Die Generation Zauberwürfel dürfte sich eventuell noch an das Jahr 1985, insbesondere den Sommer erinnern: Live Aid war die bis dato größte Live-Veranstaltung, Boris Becker wurde mit 17 Jahren jüngster Tennisheld in Wimbledon, die „Goonies“ liefen im Kino und im Radio wurde „Live is Life“ der österreichischen Band Opus rauf und runter gespielt. Mit diesem steigt vorliegendes Jugendabenteuer nahezu umgehend ein.
1985, Galicien in Spanien: Hier auf dem Land verbringen die Jugendfreunde Rodri, Álvaro, Maza, Suso und Garriga ihre gemeinsamen Sommerferien. Zur Sommersonnenwende wollen sie auf einem Berg eine heilbringende Blüte einsammeln, doch sie werden regelmäßig von der lokalen Jugendgang terrorisiert. Doch auch jeder der Freunde trägt ein Päckchen mit sich herum…
Womöglich ist es kein Zufall, dass Stephen Kings „Stand by Me“ ebenfalls im Sommer 1985 angesiedelt ist und sich einige Verlaufsmuster durchaus ähneln, - selbst für den etwas dicklichen Jungen mit nerdigen Eigenschaften wurde gesorgt.

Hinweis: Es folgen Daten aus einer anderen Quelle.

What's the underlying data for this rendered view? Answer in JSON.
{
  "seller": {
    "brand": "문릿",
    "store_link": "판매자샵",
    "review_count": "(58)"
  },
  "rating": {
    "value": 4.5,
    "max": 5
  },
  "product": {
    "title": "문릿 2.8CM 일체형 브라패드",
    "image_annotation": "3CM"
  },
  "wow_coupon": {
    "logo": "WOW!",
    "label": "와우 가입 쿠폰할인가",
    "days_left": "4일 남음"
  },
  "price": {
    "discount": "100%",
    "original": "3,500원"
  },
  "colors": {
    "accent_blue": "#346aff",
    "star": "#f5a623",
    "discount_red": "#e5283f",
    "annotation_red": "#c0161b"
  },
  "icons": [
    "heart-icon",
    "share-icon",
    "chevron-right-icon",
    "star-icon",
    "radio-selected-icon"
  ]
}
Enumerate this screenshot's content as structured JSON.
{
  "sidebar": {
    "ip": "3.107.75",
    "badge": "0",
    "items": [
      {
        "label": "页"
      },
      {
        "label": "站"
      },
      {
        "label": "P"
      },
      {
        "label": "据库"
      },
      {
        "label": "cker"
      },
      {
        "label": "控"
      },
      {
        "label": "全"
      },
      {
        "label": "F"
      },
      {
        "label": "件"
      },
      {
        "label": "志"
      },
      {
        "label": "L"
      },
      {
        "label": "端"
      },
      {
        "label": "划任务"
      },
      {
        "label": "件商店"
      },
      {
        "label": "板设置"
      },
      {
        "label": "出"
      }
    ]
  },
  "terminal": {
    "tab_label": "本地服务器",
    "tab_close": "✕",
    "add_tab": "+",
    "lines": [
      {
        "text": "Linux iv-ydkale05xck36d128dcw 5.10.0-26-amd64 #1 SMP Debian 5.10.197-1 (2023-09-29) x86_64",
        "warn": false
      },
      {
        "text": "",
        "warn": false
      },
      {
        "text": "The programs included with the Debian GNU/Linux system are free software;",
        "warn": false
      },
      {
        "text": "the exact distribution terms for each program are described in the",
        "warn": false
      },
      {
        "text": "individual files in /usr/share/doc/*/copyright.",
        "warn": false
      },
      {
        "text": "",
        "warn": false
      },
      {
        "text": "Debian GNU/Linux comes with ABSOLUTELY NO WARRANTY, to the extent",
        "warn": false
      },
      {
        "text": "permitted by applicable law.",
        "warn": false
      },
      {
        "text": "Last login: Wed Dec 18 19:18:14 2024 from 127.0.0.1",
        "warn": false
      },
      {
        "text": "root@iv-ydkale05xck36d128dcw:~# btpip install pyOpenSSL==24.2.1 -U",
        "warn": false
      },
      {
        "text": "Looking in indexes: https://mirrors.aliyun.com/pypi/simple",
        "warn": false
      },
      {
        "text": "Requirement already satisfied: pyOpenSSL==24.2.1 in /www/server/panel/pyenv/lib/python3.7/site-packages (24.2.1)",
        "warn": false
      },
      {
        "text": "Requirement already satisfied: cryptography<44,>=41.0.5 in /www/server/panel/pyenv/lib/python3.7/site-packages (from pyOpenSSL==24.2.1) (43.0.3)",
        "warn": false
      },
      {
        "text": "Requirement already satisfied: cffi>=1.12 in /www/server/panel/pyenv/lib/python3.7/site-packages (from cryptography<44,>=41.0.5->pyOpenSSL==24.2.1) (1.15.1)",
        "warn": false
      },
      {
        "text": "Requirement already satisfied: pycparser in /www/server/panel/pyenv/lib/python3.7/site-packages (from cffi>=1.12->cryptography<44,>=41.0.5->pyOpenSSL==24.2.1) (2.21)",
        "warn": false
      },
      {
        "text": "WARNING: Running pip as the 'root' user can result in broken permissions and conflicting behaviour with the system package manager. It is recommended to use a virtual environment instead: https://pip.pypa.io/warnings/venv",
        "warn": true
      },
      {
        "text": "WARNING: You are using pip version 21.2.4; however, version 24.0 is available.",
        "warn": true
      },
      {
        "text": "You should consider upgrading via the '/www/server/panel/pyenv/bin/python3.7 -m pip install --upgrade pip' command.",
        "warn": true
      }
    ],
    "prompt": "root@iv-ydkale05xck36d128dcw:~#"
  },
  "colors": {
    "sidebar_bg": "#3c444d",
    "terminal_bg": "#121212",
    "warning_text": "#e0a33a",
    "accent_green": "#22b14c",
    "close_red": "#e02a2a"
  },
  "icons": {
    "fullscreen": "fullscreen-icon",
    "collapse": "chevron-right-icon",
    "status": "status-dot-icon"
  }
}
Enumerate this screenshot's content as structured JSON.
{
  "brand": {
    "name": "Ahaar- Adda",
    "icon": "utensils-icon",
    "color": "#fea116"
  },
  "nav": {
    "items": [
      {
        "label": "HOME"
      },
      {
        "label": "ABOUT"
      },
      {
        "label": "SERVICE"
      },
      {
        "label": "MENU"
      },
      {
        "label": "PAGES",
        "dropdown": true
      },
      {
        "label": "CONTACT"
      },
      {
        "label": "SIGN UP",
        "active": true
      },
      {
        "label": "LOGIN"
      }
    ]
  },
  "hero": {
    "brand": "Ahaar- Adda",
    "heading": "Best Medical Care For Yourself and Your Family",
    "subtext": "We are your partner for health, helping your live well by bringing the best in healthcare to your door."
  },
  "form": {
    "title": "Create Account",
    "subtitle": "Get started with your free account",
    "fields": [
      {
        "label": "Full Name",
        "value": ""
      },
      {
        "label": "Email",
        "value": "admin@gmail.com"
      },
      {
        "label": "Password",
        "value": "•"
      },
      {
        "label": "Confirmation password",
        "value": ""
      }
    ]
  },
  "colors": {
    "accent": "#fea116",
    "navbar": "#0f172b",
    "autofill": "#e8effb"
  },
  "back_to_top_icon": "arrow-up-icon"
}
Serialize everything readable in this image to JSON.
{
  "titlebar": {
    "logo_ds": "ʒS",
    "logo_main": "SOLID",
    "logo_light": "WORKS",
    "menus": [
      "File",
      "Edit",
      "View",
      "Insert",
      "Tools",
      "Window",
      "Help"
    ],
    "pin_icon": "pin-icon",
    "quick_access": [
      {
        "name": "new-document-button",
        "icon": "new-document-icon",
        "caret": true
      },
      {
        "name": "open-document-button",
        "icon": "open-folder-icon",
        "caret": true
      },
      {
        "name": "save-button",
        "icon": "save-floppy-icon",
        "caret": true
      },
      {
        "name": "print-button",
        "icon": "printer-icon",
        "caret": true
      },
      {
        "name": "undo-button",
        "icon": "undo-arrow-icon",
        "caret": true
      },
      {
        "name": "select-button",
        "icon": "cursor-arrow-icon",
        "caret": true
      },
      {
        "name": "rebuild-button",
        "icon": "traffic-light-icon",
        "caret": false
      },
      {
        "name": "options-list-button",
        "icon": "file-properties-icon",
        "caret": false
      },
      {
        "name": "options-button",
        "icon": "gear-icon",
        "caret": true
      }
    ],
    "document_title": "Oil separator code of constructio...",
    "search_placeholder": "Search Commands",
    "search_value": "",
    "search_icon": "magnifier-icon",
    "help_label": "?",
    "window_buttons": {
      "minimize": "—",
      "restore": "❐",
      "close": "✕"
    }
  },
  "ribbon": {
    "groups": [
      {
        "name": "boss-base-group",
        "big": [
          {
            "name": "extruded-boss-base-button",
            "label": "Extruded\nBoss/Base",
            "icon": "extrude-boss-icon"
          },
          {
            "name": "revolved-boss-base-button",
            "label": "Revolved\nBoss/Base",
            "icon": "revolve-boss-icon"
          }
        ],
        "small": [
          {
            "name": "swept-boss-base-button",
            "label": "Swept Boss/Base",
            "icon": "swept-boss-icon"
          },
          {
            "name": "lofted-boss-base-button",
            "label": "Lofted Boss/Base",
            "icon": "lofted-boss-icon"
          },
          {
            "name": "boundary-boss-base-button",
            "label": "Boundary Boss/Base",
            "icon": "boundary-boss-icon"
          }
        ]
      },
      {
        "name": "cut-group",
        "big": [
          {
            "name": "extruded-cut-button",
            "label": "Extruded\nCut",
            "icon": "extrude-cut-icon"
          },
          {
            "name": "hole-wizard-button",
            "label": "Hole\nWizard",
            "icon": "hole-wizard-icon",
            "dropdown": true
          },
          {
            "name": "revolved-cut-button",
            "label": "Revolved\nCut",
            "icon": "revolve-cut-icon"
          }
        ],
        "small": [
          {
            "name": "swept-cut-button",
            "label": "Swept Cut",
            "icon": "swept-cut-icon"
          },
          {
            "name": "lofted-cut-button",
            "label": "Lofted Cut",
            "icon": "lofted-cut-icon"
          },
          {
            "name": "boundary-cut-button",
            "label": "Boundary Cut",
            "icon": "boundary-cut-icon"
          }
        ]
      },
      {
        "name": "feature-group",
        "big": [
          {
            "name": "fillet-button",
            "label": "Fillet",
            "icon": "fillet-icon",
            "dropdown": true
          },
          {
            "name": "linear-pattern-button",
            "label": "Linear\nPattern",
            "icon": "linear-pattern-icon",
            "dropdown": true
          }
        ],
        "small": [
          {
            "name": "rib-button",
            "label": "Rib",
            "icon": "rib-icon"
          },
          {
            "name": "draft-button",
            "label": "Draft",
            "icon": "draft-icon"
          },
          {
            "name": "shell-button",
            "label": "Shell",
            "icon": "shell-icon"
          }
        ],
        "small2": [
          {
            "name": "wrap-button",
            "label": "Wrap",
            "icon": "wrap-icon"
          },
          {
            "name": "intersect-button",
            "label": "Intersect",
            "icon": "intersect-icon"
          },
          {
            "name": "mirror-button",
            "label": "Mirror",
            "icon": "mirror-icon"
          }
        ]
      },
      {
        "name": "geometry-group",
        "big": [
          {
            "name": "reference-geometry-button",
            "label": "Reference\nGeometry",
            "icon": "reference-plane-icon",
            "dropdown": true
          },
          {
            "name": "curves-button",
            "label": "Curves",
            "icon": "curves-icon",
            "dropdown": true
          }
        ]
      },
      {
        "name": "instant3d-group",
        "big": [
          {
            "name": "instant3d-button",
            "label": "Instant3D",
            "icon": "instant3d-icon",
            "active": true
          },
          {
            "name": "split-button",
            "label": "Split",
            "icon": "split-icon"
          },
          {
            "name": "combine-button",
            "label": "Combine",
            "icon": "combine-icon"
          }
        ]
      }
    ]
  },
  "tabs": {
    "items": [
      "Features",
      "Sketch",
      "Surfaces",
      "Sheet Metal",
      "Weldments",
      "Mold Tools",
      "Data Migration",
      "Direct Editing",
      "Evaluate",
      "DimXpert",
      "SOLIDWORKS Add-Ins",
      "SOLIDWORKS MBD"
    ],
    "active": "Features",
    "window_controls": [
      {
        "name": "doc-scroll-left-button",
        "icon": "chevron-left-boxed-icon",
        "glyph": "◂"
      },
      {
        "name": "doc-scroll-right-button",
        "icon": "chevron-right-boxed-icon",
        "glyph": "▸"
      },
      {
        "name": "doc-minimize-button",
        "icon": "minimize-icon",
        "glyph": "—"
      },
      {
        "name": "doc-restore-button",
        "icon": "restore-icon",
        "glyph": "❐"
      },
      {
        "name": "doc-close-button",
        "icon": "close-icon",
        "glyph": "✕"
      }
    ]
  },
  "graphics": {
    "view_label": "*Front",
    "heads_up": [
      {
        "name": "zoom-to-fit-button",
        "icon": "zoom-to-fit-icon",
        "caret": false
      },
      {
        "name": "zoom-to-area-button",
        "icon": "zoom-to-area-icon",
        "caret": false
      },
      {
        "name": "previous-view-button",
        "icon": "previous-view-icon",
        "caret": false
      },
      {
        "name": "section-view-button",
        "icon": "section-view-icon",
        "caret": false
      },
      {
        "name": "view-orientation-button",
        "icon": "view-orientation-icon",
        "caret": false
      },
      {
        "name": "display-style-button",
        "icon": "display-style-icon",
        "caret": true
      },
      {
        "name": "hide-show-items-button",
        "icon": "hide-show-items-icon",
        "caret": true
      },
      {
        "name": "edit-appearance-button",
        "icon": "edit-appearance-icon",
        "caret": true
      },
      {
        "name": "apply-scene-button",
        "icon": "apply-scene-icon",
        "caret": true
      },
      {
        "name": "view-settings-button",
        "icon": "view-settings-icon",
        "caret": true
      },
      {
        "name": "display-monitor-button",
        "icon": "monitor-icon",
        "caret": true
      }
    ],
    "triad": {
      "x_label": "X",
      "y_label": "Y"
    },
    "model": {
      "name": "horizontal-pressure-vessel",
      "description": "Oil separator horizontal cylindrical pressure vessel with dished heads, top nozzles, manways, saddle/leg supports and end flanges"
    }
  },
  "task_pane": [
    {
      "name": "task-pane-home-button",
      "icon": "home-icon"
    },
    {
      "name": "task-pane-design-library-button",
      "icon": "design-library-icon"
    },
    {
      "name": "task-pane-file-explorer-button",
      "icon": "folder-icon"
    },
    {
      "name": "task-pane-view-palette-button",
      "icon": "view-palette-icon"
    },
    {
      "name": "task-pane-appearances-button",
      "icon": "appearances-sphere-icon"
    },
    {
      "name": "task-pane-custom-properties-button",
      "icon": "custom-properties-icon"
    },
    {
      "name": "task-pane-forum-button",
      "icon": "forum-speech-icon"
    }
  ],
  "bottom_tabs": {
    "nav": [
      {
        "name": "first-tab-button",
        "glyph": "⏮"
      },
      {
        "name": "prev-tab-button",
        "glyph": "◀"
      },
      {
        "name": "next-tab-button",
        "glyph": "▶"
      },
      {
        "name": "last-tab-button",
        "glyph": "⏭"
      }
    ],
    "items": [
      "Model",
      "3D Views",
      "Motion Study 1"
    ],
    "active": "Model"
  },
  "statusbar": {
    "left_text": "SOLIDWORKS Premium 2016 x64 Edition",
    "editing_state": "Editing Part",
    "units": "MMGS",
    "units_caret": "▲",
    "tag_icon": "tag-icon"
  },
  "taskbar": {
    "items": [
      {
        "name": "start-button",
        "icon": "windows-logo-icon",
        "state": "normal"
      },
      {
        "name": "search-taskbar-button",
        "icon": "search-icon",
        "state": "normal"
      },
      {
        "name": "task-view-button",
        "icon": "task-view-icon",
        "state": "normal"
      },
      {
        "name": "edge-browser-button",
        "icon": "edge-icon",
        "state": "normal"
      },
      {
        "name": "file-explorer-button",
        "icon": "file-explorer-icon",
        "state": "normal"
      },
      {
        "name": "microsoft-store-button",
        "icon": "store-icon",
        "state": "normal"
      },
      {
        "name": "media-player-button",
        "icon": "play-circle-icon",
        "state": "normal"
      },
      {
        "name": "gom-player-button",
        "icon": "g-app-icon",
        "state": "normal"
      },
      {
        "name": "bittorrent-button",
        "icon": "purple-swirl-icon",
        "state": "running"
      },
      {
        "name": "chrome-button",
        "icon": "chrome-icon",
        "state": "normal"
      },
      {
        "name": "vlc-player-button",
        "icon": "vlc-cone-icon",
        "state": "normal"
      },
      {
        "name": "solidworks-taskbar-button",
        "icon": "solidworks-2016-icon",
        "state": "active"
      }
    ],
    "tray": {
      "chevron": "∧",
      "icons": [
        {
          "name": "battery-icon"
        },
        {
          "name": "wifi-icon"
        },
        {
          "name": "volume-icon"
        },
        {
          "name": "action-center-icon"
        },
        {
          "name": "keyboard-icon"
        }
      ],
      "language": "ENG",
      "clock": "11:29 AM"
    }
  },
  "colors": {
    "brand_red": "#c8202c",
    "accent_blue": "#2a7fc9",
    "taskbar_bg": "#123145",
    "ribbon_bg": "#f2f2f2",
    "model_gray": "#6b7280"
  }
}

Hat man jene Zeit als Kind erlebt, neigt man wahrscheinlich dazu, jene als nur allzu verklärt einzuordnen und Probleme unter den Teppich zu kehren, welche hier hingegen recht offensichtlich erscheinen.
Ein schlechtes Zeugnis ist dabei verhältnismäßig harmlos, doch der Vater eines anderen liegt nach einem Unfall seit einem Monat im Koma, während Álvaro deutlich von der Chemo infolge eines Krebsleidens gezeichnet ist, sich nach außen jedoch stets selbstbewusst präsentiert. Konflikte sind natürlich vorprogrammiert, doch auf solchen folgt stets der Appell an Freundschaft und Zusammenhalt.
Die sonnendurchflutete Landschaft wird von der Kamera durchweg souverän eingefangen und auch der Score verbreitet rasch Lebensfreude und Abenteuerlust. Obgleich die Jungs im Grunde nur das machen, was Kids zu dieser Zeit in Gruppen unternahmen: Radfahren, Mutproben bestehen, wetteifern und den ersten Kontakt zu alkoholischen Getränken und Mädchen knüpfen, wobei der Besuch auf einer Party fast schon im zu starken Kontrast zu den Naturerlebnissen steht.
Obgleich zwischenmenschliche Themen in regelmäßigen Abständen thematisiert werden und die Begegnung mit der Jugendgang nicht einmalig bleibt, mangelt es hier und da an mitreißenden Momenten, wogegen der Humor insgesamt ein wenig zu kurz kommt.
Etwas mehr Suspense hätten den rund 110 Minuten durchaus gut getan, denn trotz einiger ernster Momente bleibt das Coming-of-Age Drama überwiegend harmlos.
Anderweitig stimmt die Chemie zwischen den solide aufspielenden Mimen und der Stoff erscheint schlichtweg sympathisch und gleichermaßen atmosphärisch. In Bezug auf einige Gesprächsthemen und manche Reaktionen dürften sich ältere Semester an die eigene Kindheit erinnert fühlen, für alle anderen liefert der Stoff einen netten Wohlfühlstreifen, der das Herz am rechten Fleck trägt.